B. 12:58 PM: Data Cable Closet adjacent to IDF Room.
Tag No.: K0072
Based on staff interview, not all egress paths are maintained free of obstructions or impediments to full instant use in the case of fire or other emergency. These deficiencies could affect any patients, staff, or visitors in the areas cited because they could be prevented from reaching exits.
Findings include:
On August 25, 2015, at 9:43 AM, during an interview held in the First Floor Conference Room, the DPS stated that gurneys for surgical cases are typically stored during those cases in the corridors outside of each operating room, in the Second Floor Surgical Department, and thus obstruct egress as prohibited by 19.2.3.3. and 7.1.10.2.1.
Tag No.: K0130
Based on observation during the survey walk-through, document review, and staff interview, the facility is not in compliance with a series of Life Safety and other code requirements that are not documented under other K-Tags.
Findings include:
Due to the number, variety, and severity of the life safety deficiencies observed during the survey walk-through, the provider shall institute appropriate interim life safety measures until all cited deficiencies are corrected. The provider shall include, as an attachment to its Plan of Correction (PoC) and referenced therein, a detailed narrative and proposed schedule for all such measures. The narrative shall describe all measures to be implemented, as well as the frequency with which they are to be conducted, and shall indicate the manner in which the measures are to be documented. The narrative shall also include comments related to changes in the interim life safety measures to remain in place as work toward the completion of its PoC progresses.
Tag No.: K0145
Based on observations made during the survey walk through the surveyor found that the emergency electrical installation did not meet all of the requirements of the applicable codes. This could affect all occupants of the building if the emergency power system does not operate properly upon the loss of normal power.
Findings include:
The building was equipped with enough transfer switches for each branch of emergency power, but several of the panels served from the branch transfer switches were serving mixed loads as shown by some of the following examples:
A. On August 24, 2015 at 1:20 PM, while accompanied by the MS, the surveyor observed that Critical Panel 3C, located in the Corridor near the Nurse's Station, is serving a fire alarm NAC panel which is not in compliance with the 1999 edition of NFPA-70, Section 517-32.

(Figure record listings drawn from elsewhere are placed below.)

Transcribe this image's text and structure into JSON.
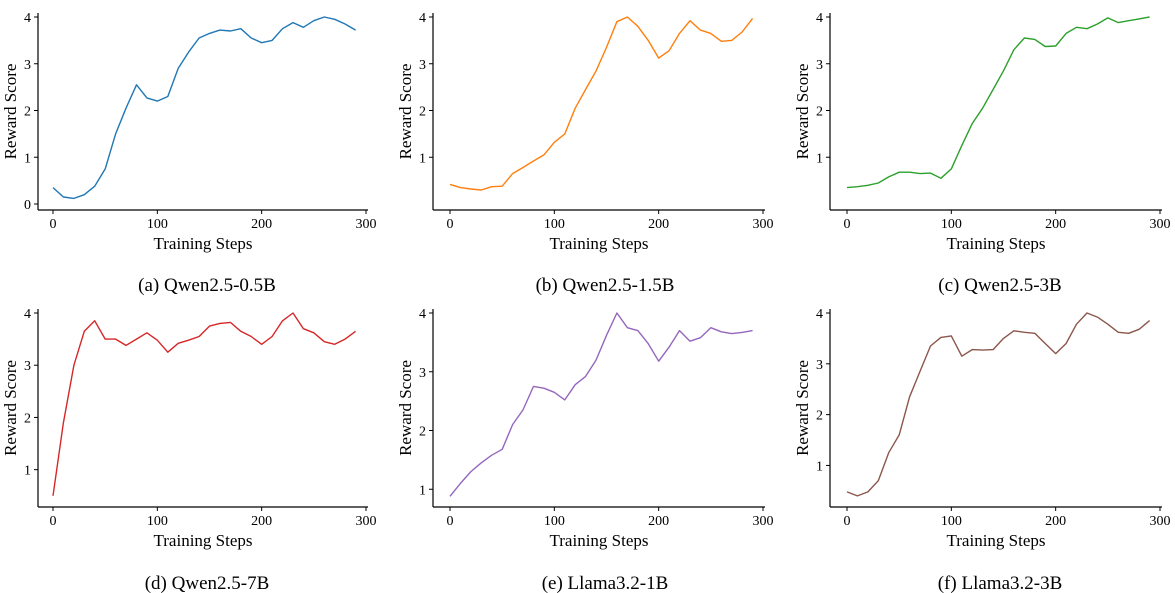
{
  "chart_data": [
    {
      "type": "line",
      "caption": "(a) Qwen2.5-0.5B",
      "xlabel": "Training Steps",
      "ylabel": "Reward Score",
      "xlim": [
        0,
        300
      ],
      "ylim": [
        0,
        4
      ],
      "xticks": [
        0,
        100,
        200,
        300
      ],
      "yticks": [
        0,
        1,
        2,
        3,
        4
      ],
      "color": "#1f77b4",
      "x": [
        0,
        10,
        20,
        30,
        40,
        50,
        60,
        70,
        80,
        90,
        100,
        110,
        120,
        130,
        140,
        150,
        160,
        170,
        180,
        190,
        200,
        210,
        220,
        230,
        240,
        250,
        260,
        270,
        280,
        290
      ],
      "y": [
        0.35,
        0.15,
        0.12,
        0.2,
        0.38,
        0.75,
        1.5,
        2.05,
        2.55,
        2.27,
        2.2,
        2.3,
        2.9,
        3.25,
        3.55,
        3.65,
        3.72,
        3.7,
        3.75,
        3.55,
        3.45,
        3.5,
        3.75,
        3.88,
        3.78,
        3.92,
        4.0,
        3.95,
        3.85,
        3.72
      ]
    },
    {
      "type": "line",
      "caption": "(b) Qwen2.5-1.5B",
      "xlabel": "Training Steps",
      "ylabel": "Reward Score",
      "xlim": [
        0,
        300
      ],
      "ylim": [
        0,
        4
      ],
      "xticks": [
        0,
        100,
        200,
        300
      ],
      "yticks": [
        1,
        2,
        3,
        4
      ],
      "color": "#ff7f0e",
      "x": [
        0,
        10,
        20,
        30,
        40,
        50,
        60,
        70,
        80,
        90,
        100,
        110,
        120,
        130,
        140,
        150,
        160,
        170,
        180,
        190,
        200,
        210,
        220,
        230,
        240,
        250,
        260,
        270,
        280,
        290
      ],
      "y": [
        0.42,
        0.35,
        0.32,
        0.3,
        0.37,
        0.38,
        0.65,
        0.78,
        0.92,
        1.05,
        1.32,
        1.5,
        2.05,
        2.45,
        2.85,
        3.35,
        3.9,
        4.0,
        3.8,
        3.5,
        3.12,
        3.28,
        3.65,
        3.92,
        3.72,
        3.65,
        3.48,
        3.5,
        3.68,
        3.97
      ]
    },
    {
      "type": "line",
      "caption": "(c) Qwen2.5-3B",
      "xlabel": "Training Steps",
      "ylabel": "Reward Score",
      "xlim": [
        0,
        300
      ],
      "ylim": [
        0,
        4
      ],
      "xticks": [
        0,
        100,
        200,
        300
      ],
      "yticks": [
        1,
        2,
        3,
        4
      ],
      "color": "#2ca02c",
      "x": [
        0,
        10,
        20,
        30,
        40,
        50,
        60,
        70,
        80,
        90,
        100,
        110,
        120,
        130,
        140,
        150,
        160,
        170,
        180,
        190,
        200,
        210,
        220,
        230,
        240,
        250,
        260,
        270,
        280,
        290
      ],
      "y": [
        0.35,
        0.37,
        0.4,
        0.45,
        0.58,
        0.68,
        0.68,
        0.65,
        0.66,
        0.55,
        0.75,
        1.25,
        1.72,
        2.05,
        2.45,
        2.85,
        3.3,
        3.55,
        3.52,
        3.37,
        3.38,
        3.65,
        3.78,
        3.75,
        3.85,
        3.98,
        3.88,
        3.92,
        3.96,
        4.0
      ]
    },
    {
      "type": "line",
      "caption": "(d) Qwen2.5-7B",
      "xlabel": "Training Steps",
      "ylabel": "Reward Score",
      "xlim": [
        0,
        300
      ],
      "ylim": [
        0.4,
        4
      ],
      "xticks": [
        0,
        100,
        200,
        300
      ],
      "yticks": [
        1,
        2,
        3,
        4
      ],
      "color": "#d62728",
      "x": [
        0,
        10,
        20,
        30,
        40,
        50,
        60,
        70,
        80,
        90,
        100,
        110,
        120,
        130,
        140,
        150,
        160,
        170,
        180,
        190,
        200,
        210,
        220,
        230,
        240,
        250,
        260,
        270,
        280,
        290
      ],
      "y": [
        0.5,
        1.9,
        3.0,
        3.65,
        3.85,
        3.5,
        3.5,
        3.38,
        3.5,
        3.62,
        3.48,
        3.25,
        3.42,
        3.48,
        3.55,
        3.75,
        3.8,
        3.82,
        3.65,
        3.55,
        3.4,
        3.55,
        3.85,
        4.0,
        3.7,
        3.62,
        3.45,
        3.4,
        3.5,
        3.65
      ]
    },
    {
      "type": "line",
      "caption": "(e) Llama3.2-1B",
      "xlabel": "Training Steps",
      "ylabel": "Reward Score",
      "xlim": [
        0,
        300
      ],
      "ylim": [
        0.8,
        4
      ],
      "xticks": [
        0,
        100,
        200,
        300
      ],
      "yticks": [
        1,
        2,
        3,
        4
      ],
      "color": "#9467bd",
      "x": [
        0,
        10,
        20,
        30,
        40,
        50,
        60,
        70,
        80,
        90,
        100,
        110,
        120,
        130,
        140,
        150,
        160,
        170,
        180,
        190,
        200,
        210,
        220,
        230,
        240,
        250,
        260,
        270,
        280,
        290
      ],
      "y": [
        0.88,
        1.1,
        1.3,
        1.45,
        1.58,
        1.68,
        2.1,
        2.35,
        2.75,
        2.72,
        2.65,
        2.52,
        2.78,
        2.92,
        3.2,
        3.62,
        4.0,
        3.75,
        3.7,
        3.48,
        3.18,
        3.42,
        3.7,
        3.52,
        3.58,
        3.75,
        3.68,
        3.65,
        3.67,
        3.7
      ]
    },
    {
      "type": "line",
      "caption": "(f) Llama3.2-3B",
      "xlabel": "Training Steps",
      "ylabel": "Reward Score",
      "xlim": [
        0,
        300
      ],
      "ylim": [
        0.3,
        4
      ],
      "xticks": [
        0,
        100,
        200,
        300
      ],
      "yticks": [
        1,
        2,
        3,
        4
      ],
      "color": "#8c564b",
      "x": [
        0,
        10,
        20,
        30,
        40,
        50,
        60,
        70,
        80,
        90,
        100,
        110,
        120,
        130,
        140,
        150,
        160,
        170,
        180,
        190,
        200,
        210,
        220,
        230,
        240,
        250,
        260,
        270,
        280,
        290
      ],
      "y": [
        0.48,
        0.4,
        0.48,
        0.7,
        1.25,
        1.6,
        2.35,
        2.85,
        3.35,
        3.52,
        3.55,
        3.15,
        3.28,
        3.27,
        3.28,
        3.5,
        3.65,
        3.62,
        3.6,
        3.4,
        3.2,
        3.4,
        3.78,
        4.0,
        3.92,
        3.78,
        3.62,
        3.6,
        3.68,
        3.85
      ]
    }
  ]
}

B. On August 24, 2015 at 1:45 PM, while accompanied by the MS, the surveyor observed that Critical Panel 1C, located in the First Floor Corridor near the Nurse's Station, is serving a fire alarm panel which is not in compliance with the 1999 edition of NFPA-70, Section 517-32.
Tag No.: K0147
Based on observation during the survey walk through the surveyor found that the elevator lighting and control installation did not meet all requirements of the applicable codes. This could affect any occupant of the elevator during an outage of the normal power system.
Findings include:
On August 24, 2015 at 11:00 AM, while accompanied by the MS, the surveyor observed the elevator cab lights in Elevators 7 and 8 are not fed from the Life Safety branch of emergency power in accordance with NFPA-70, Section 517-32, and the elevators are not equipped with cab lighting disconnects in the Elevator Equipment Rooms in accordance with NFPA-70, Section 620-53.
Tag No.: K0160
Based on observations made during the survey walk through the surveyor found that the elevators did not meet all of the requirements of ANSI/ASME A17.3. This could affect any occupants of the facility using the elevator if proper safety equipment is not installed on each elevator.
Findings include:
1. On August 24, 2015 at 11:00 AM, while accompanied by the MS, the surveyor observed the Elevator Machine Room for elevator 7 and 8 does not have a heat detector within 2 feet of each sprinkler head, tied to a shunt trip, as required by NFPA-72, Section 3-9.4, and ASME A17.1, Section 102.2(c)(3).